For those of a certain generation (namely, most of the writing and editorial staff of this site) Tommy Boy was a formative film. With a brash and boisterous performance by Saturday Night Live‘s Chris Farley, the story of the hapless underdog who must help save his family’s auto parts company is indicative of the mid-90s shtick where a long series of PG-13 comedies involving goofy but lovable dumbasses entertained teens, especially when the films ended up dominating home video with the opportunity for interminable rewatches.
Shot in and around Toronto (including at what’s now the Distillery District in the east end of the city), the film continues to find new generations of fans that fall for Farley’s hi-jinks. We spoke to Peter Segal about directing Farley in his 1995 debut film, about its surprising second life at home, and how modern comedy cinema has shifted in focus.
The following has been edited for clarity and concision.
What’s something that fans might not know about Chris Farley?
He was an athlete and he was competitive. We talked at length when we drove to meet Brian Dennehy. We knew that the ratings for Saturday Night Live were not great and the expectations of an original movie not based on SNL characters put us also in the doubtful column. Chris looked at me in the car and said, “You know, everyone expects us to fail, and the only success we’re going to have is with a win. We have to make a movie that works.” It was a bonding moment for me that was very genuine and real and based on fear and competitiveness. Anyone who worked on SNL will tell you it was very competitive. Chris didn’t want to go out there with a failure as a first starring role, especially with [Adam] Sandler out there doing his first starring role with Billy Madison shooting almost simultaneously.
Billy Madison was also shooting in Toronto at that time. Was there a sense of Lorne Michaels was just moving his cast to Canada?
Billy Madison was not a Lorne-produced movie. That was Sandler on his own, and so I think there might have also been competitiveness with Lorne Michaels wanting to make sure that a product that had his name on it had the same kind of quality that his television empire had. I think one of the reasons that Tommy Boy may resonate with fans is that it’s not just Chris screaming and falling through tables, although we had that too, to play to his base. I saw an opportunity, having worked with him a couple of other times and spending time with him off camera, to show the audience other aspects of his personality, the more sensitive side. We found the right combination of the sweet and the salty [aspects] of his sense of humour, and I think that’s why the movie seems to last.
The film has echoes of another Canadian, John Candy
John Candy’s a good example of a path that I thought Chris could have taken. Uncle Buck in particular, was Candy’s version of what I thought Chris displayed in Tommy Boy, a combination of a sensitive side with the comedy.
How has the film gone from a moderate theatrical success into a cult favourite?
I didn’t realize how the movie really stuck in the zeitgeist until a few years after when I would be travelling and kids would get in an elevator with me and start saying “housekeeping.” They’d do the scene, not even knowing I was on the elevator or I had anything to do with the movie. A friend from my high school days who was a Top Gun fighter pilot called me and said, “I just want you to know that when our pilots get in their flight suits, we sing ‘Fat Guy in a Little Coat.'”

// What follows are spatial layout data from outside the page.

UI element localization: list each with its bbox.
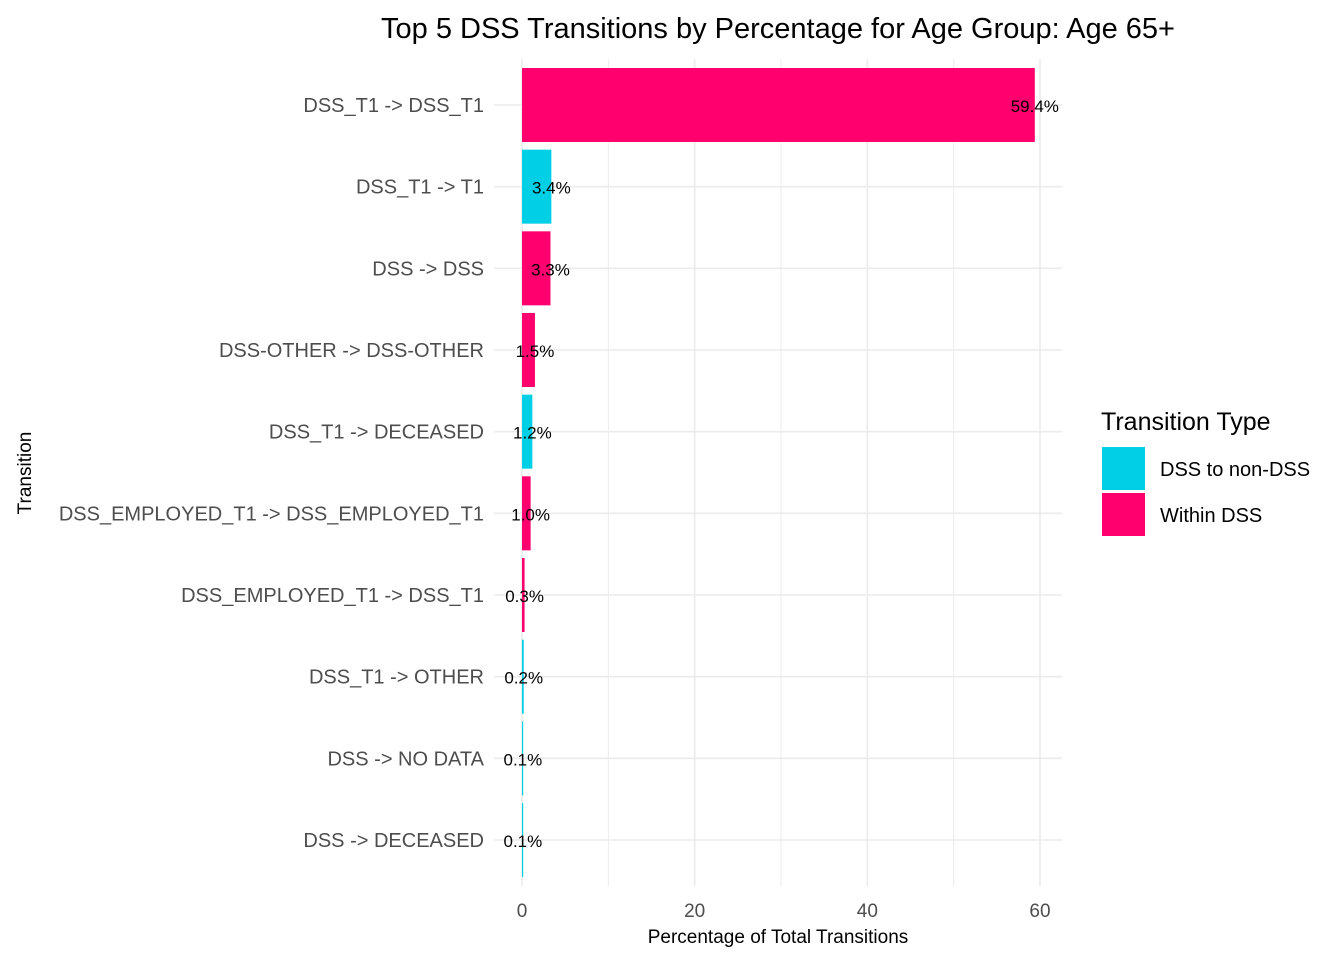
bar-value-label: 1.5%: [516, 342, 555, 361]
bar: [522, 721, 524, 796]
legend-items: DSS to non-DSS Within DSS: [1102, 447, 1310, 536]
y-tick-label: DSS_T1 -> OTHER: [309, 667, 484, 689]
legend-swatch: [1102, 493, 1145, 536]
bar-value-label: 0.1%: [503, 832, 542, 851]
bar-value-label: 1.2%: [513, 424, 552, 443]
bar-value-label: 0.3%: [505, 587, 544, 606]
bar: [522, 68, 1035, 142]
legend: Transition Type DSS to non-DSS Within DSS: [1101, 408, 1310, 536]
data-labels: 59.4% 3.4% 3.3% 1.5% 1.2% 1.0% 0.3% 0.2% 0.1% 0.1…: [503, 97, 1058, 851]
y-tick-label: DSS -> NO DATA: [327, 748, 484, 770]
bar: [522, 639, 524, 714]
bar-value-label: 0.2%: [504, 669, 543, 688]
x-tick-labels: 0 20 40 60: [517, 901, 1051, 922]
bar: [522, 394, 533, 469]
y-tick-label: DSS-OTHER -> DSS-OTHER: [219, 340, 484, 362]
y-tick-label: DSS_T1 -> DECEASED: [269, 422, 484, 444]
y-tick-label: DSS -> DSS: [372, 258, 484, 280]
legend-swatch: [1102, 447, 1145, 490]
bar-value-label: 0.1%: [503, 750, 542, 769]
bar-value-label: 3.3%: [531, 260, 570, 279]
x-tick-label: 40: [857, 901, 878, 922]
bar-value-label: 3.4%: [532, 179, 571, 198]
bar: [522, 803, 524, 877]
x-tick-label: 0: [517, 901, 528, 922]
bar-value-label: 1.0%: [511, 505, 550, 524]
bar: [522, 476, 531, 551]
legend-title: Transition Type: [1101, 408, 1271, 436]
legend-entry-label: Within DSS: [1160, 505, 1262, 527]
bar: [522, 313, 535, 387]
chart-title: Top 5 DSS Transitions by Percentage for …: [381, 13, 1175, 45]
grid: [494, 59, 1062, 886]
x-tick-label: 60: [1029, 901, 1050, 922]
legend-entry-label: DSS to non-DSS: [1160, 459, 1310, 481]
y-axis-label: Transition: [15, 432, 36, 515]
y-tick-label: DSS_EMPLOYED_T1 -> DSS_EMPLOYED_T1: [59, 503, 484, 525]
y-tick-label: DSS -> DECEASED: [303, 830, 484, 852]
y-tick-label: DSS_T1 -> T1: [356, 177, 484, 199]
y-tick-labels: DSS_T1 -> DSS_T1 DSS_T1 -> T1 DSS -> DSS DS…: [59, 95, 485, 852]
x-tick-label: 20: [684, 901, 705, 922]
bar: [522, 149, 552, 224]
y-tick-label: DSS_EMPLOYED_T1 -> DSS_T1: [181, 585, 484, 607]
bar: [522, 231, 551, 306]
x-axis-label: Percentage of Total Transitions: [648, 927, 909, 948]
bar: [522, 558, 525, 632]
y-tick-label: DSS_T1 -> DSS_T1: [303, 95, 484, 117]
bar-value-label: 59.4%: [1011, 97, 1059, 116]
bars: [522, 68, 1035, 877]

I think Tommy Boys permeates different generations. After the tenth anniversary of the movie, Paramount was sending crews all over the country to interview the cast and put bobble head dolls in its packets and this big “to-do.” I said, “Why are you making such a big deal out of this tenth anniversary?” They said, “Tommy Boy‘s a top ten seller for Paramount.” [I asked] “What does that mean? This year? On home video?” They said, “No, in history, for Paramount, on video.” [I replied,] “Do you mean with The Godfather and Raiders of the Lost Ark?” And they said “Yeah!” Now there is no VHS anymore, and the home video market is kind of drying up, but back in those days, that’s really where this movie reached the mass audience, not just in the theatres.
You’re making modern comedies now, like this spring’s My Spy. Certainly some of the jokes in Tommy Boy have dated better than others. Could you talk about the shift in tonality and how you see modern comedies being different from when you were making them a decade and a half ago?
I think comedies in the ’90s were maybe a little more set piece oriented. I came up working with Chris on his HBO special. I met Judd Apatow for the first time and he and I co-wrote those HBO specials. I’ve known Judd over the years and he has sort of paved the way for more adult oriented comedies that are more honest and less set piece bound – although you’ll still see set pieces in movies like Bridesmaids, etc. I also think the newer films lean towards R [ratings] where people talk more naturally and you don’t have to say “friggin.'”
Tommy Boy would have been very different if he had been saying “Holy shit!” all the time.
Yeah, exactly [laughs]. But I think because we were stuffed into a PG-13 envelope, you got “Holy schnikies!” and maybe that’s part of its charm.
Tommy Boy is currently available on Blu-ray.